S’il est important que le Fonds spécial exploite ce créneau, il n’en demeure pas moins essentiel qu’il reconnaisse qu’il y a d’autres aspects du handicap à prendre en compte, et qu’il est important de coopérer avec d’autres acteurs travaillant par exemple dans les secteurs de l'éducation, des transports et du placement professionnel. Il ne s’agit en effet pas uniquement de fabriquer des prothèses et d'en équiper les handicapés. Il faut aussi veiller à ce que les bénéficiaires puissent ensuite trouver un emploi ou retourner à l'école. Nous devons envisager le développement comme un processus global et intégré.

  Plus personnellement, quelle importance accordez-vous à la mobilité ou à la restauration de la mobilité ?  

Pour moi, la mobilité est ce qu’il y a de plus important après la respiration. C’est absolument essentiel.
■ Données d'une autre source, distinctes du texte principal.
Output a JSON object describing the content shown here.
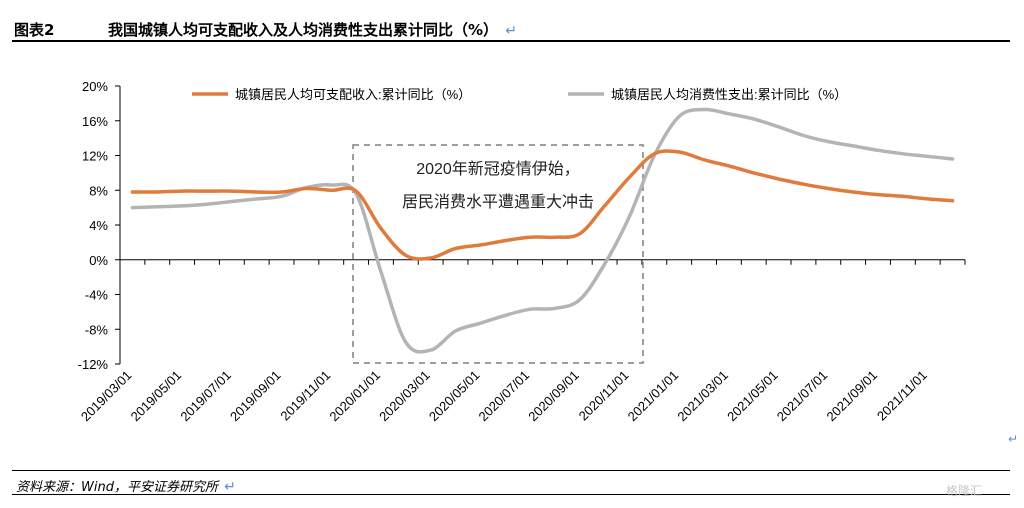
{
  "header": {
    "figure_label": "图表2",
    "title": "我国城镇人均可支配收入及人均消费性支出累计同比（%）",
    "return_glyph": "↵"
  },
  "annotation": {
    "line1": "2020年新冠疫情伊始，",
    "line2": "居民消费水平遭遇重大冲击"
  },
  "footer": {
    "source": "资料来源：Wind，平安证券研究所",
    "return_glyph": "↵",
    "watermark": "格隆汇"
  },
  "chart_data": {
    "type": "line",
    "x": [
      "2019/03",
      "2019/04",
      "2019/05",
      "2019/06",
      "2019/07",
      "2019/08",
      "2019/09",
      "2019/10",
      "2019/11",
      "2019/12",
      "2020/01",
      "2020/02",
      "2020/03",
      "2020/04",
      "2020/05",
      "2020/06",
      "2020/07",
      "2020/08",
      "2020/09",
      "2020/10",
      "2020/11",
      "2020/12",
      "2021/01",
      "2021/02",
      "2021/03",
      "2021/04",
      "2021/05",
      "2021/06",
      "2021/07",
      "2021/08",
      "2021/09",
      "2021/10",
      "2021/11",
      "2021/12"
    ],
    "tick_labels": [
      "2019/03/01",
      "2019/05/01",
      "2019/07/01",
      "2019/09/01",
      "2019/11/01",
      "2020/01/01",
      "2020/03/01",
      "2020/05/01",
      "2020/07/01",
      "2020/09/01",
      "2020/11/01",
      "2021/01/01",
      "2021/03/01",
      "2021/05/01",
      "2021/07/01",
      "2021/09/01",
      "2021/11/01"
    ],
    "series": [
      {
        "name": "城镇居民人均可支配收入:累计同比（%）",
        "color": "#e07b3c",
        "values": [
          7.8,
          7.8,
          7.9,
          7.9,
          7.9,
          7.8,
          7.8,
          8.2,
          8.0,
          7.9,
          3.6,
          0.5,
          0.2,
          1.3,
          1.7,
          2.2,
          2.6,
          2.6,
          3.0,
          6.2,
          9.5,
          12.2,
          12.4,
          11.5,
          10.8,
          10.0,
          9.3,
          8.7,
          8.2,
          7.8,
          7.5,
          7.3,
          7.0,
          6.8
        ]
      },
      {
        "name": "城镇居民人均消费性支出:累计同比（%）",
        "color": "#b4b4b4",
        "values": [
          6.0,
          6.1,
          6.2,
          6.4,
          6.7,
          7.0,
          7.3,
          8.3,
          8.6,
          7.6,
          -1.4,
          -9.5,
          -10.4,
          -8.2,
          -7.3,
          -6.4,
          -5.7,
          -5.6,
          -4.6,
          -0.5,
          5.0,
          12.0,
          16.5,
          17.3,
          16.8,
          16.2,
          15.3,
          14.3,
          13.6,
          13.1,
          12.6,
          12.2,
          11.9,
          11.6
        ]
      }
    ],
    "ylim": [
      -12,
      20
    ],
    "yticks": [
      -12,
      -8,
      -4,
      0,
      4,
      8,
      12,
      16,
      20
    ],
    "ytick_labels": [
      "-12%",
      "-8%",
      "-4%",
      "0%",
      "4%",
      "8%",
      "12%",
      "16%",
      "20%"
    ],
    "legend_position": "top",
    "grid": false
  }
}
Si nous voulons être crédibles en matière d’intégration des handicapés, nous devons nous attacher à garantir leur mobilité. C’est une question que ne se posent pas les personnes qui ne connaissent pas de problèmes de mobilité, mais c’est fondamental. Car aussi intelligents, enthousiastes et motivés que vous soyez, si vous ne pouvez pas vous rendre d’un point A à un point B, vous n’irez pas bien loin, quelles que soient vos qualités. C’est particulièrement vrai dans les pays à faible revenu, où vous ne pouvez pas vous contenter de rester à la maison et de travailler avec Internet, et où la mobilité est un aspect essentiel de la capacité que vous aurez à interagir avec les autres. Elle vous permet de vous impliquer, d'avoir une vie sociale, bref, de vous faire une place dans la société.

Par bonheur, la Convention comporte des dispositions ayant trait à la mobilité et à l’accessibilité. Personnellement, j’ai besoin d’un fauteuil roulant pour assurer ma mobilité. D’autres personnes auront des besoins différents en matière de mobilité. Pour moi, c’est un aspect absolument essentiel de ma vie de tous les jours.

Cela dit, pour garantir la mobilité des handicapés, il faut tout d’abord assurer qu’ils aient accès à l'environnement physique, aux transports et aux autres équipements et services ouverts ou fournis au public. Cet aspect est fondamental si nous voulons continuer à favoriser l'intégration des personnes handicapées.

Ce qui est intéressant dans le texte de la Convention, c’est qu’il commence par aborder la question générale de l'accessibilité en tant que principe et que droit, avant de se pencher plus spécifiquement sur celle de la mobilité.